The worst avalanche disaster in Canadian History –

The wreckage following the disastrous, Rogers Pass Avalanche that killed 56 men.
The wreckage following the disastrous, Rogers Pass Avalanche that killed 56 men.

Yesterday (March 4th) marked the 105th anniversary of the 1910 Rogers Pass Avalanche that killed 62 men who were clearing a railroad line near the summit of Rogers Pass. It is Canada’s worst avalanche disaster.

Rogers Pass

The Canadian Pacific Railway’s line through Rogers Pass completed its transcontinental railroad through to Canada’s west coast, and at the time was the only such link. It was therefore of vital importance to keep it open through the winter months. Although completed in November 1885 it was soon abandoned as throughout that winter, up to 12 metres of snow buried the line and avalanches tore away newly-laid sections of track. A costly system of 31 ‘snow sheds’ was constructed to protect the most vulnerable sections of line, covering 6.5 km (4.0 mi) in all. However, most of the route through the pass was still unprotected, meaning that men and equipment were often called upon to clear the track.

March 1910

A map showing the 'snow sheds' and where the avalanche struck.
A map showing the ‘snow sheds’ and where the avalanche struck.

The winter of 1909–1910 provided conditions particularly conducive to avalanches; many slides being experienced during January and February.

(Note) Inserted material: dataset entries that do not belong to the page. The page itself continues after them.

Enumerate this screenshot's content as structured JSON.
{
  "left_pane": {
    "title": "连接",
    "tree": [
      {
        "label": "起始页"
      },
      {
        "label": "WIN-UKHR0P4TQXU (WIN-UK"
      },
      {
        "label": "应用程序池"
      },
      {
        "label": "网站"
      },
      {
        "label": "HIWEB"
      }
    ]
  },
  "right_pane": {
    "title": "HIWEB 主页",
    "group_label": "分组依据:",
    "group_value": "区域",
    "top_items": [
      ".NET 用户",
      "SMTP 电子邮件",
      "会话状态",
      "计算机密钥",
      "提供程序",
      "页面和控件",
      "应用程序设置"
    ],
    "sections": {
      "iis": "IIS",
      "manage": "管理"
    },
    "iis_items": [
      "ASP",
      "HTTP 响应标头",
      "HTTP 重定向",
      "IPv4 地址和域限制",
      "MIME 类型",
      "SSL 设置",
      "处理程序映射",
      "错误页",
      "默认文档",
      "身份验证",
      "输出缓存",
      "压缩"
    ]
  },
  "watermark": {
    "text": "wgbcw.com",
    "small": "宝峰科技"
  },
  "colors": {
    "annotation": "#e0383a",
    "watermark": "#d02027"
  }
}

On March 1, 96 people had been killed further south in the Wellington avalanche in Washington State. Three days later on the evening of March 4th work crews were dispatched to clear a big slide which had fallen from Cheops Mountain, and buried the tracks just south of Shed 17. The crew consisted of a locomotive-driven rotary snowplow and 59 men. Time was critical as westbound CPR Train Number 97 was just entering the Rocky Mountains, bound for Vancouver. Half an hour before midnight as the track was nearly clear, an unexpected avalanche swept down the opposite side of the track to the first fall. Around 400 metres of track were buried. The 91-ton locomotive and plow were hurled 15 metres (49 feet) to land upside-down. The wooden cars behind the locomotive were crushed and all but one of the workmen were instantly buried in the deep snow. The only survivor was Billy Lachance (translation: “The Fortunate”) the locomotive fireman who had been knocked over by the wind accompanying the fall but otherwise remained unscathed.

When news of the disaster reached nearby Revelstoke a relief train consisting of 200 railmen, physicians and nurses was sent to the scene. They found no casualties to treat; it became a mission to clear the tracks and recover the bodies beneath 10 metres (40 feet) of snow. Many of the dead were found standing upright, frozen in position, reminiscent of Pompeii. 58 workers were killed. Among the dead were 32 Japanese workers.


The disaster was not the first to befall the pass; in all over 200 people had been killed by avalanches there since the line was opened 26 years previously. The CPR finally accepted defeat and in 1913 began boring the five mile long Connaught Tunnel through Mount Macdonald, at the time Canada’s longest tunnel, so bypassing the hazard of Rogers Pass. It was opened on December 13, 1916, and the railway abandoned the pass.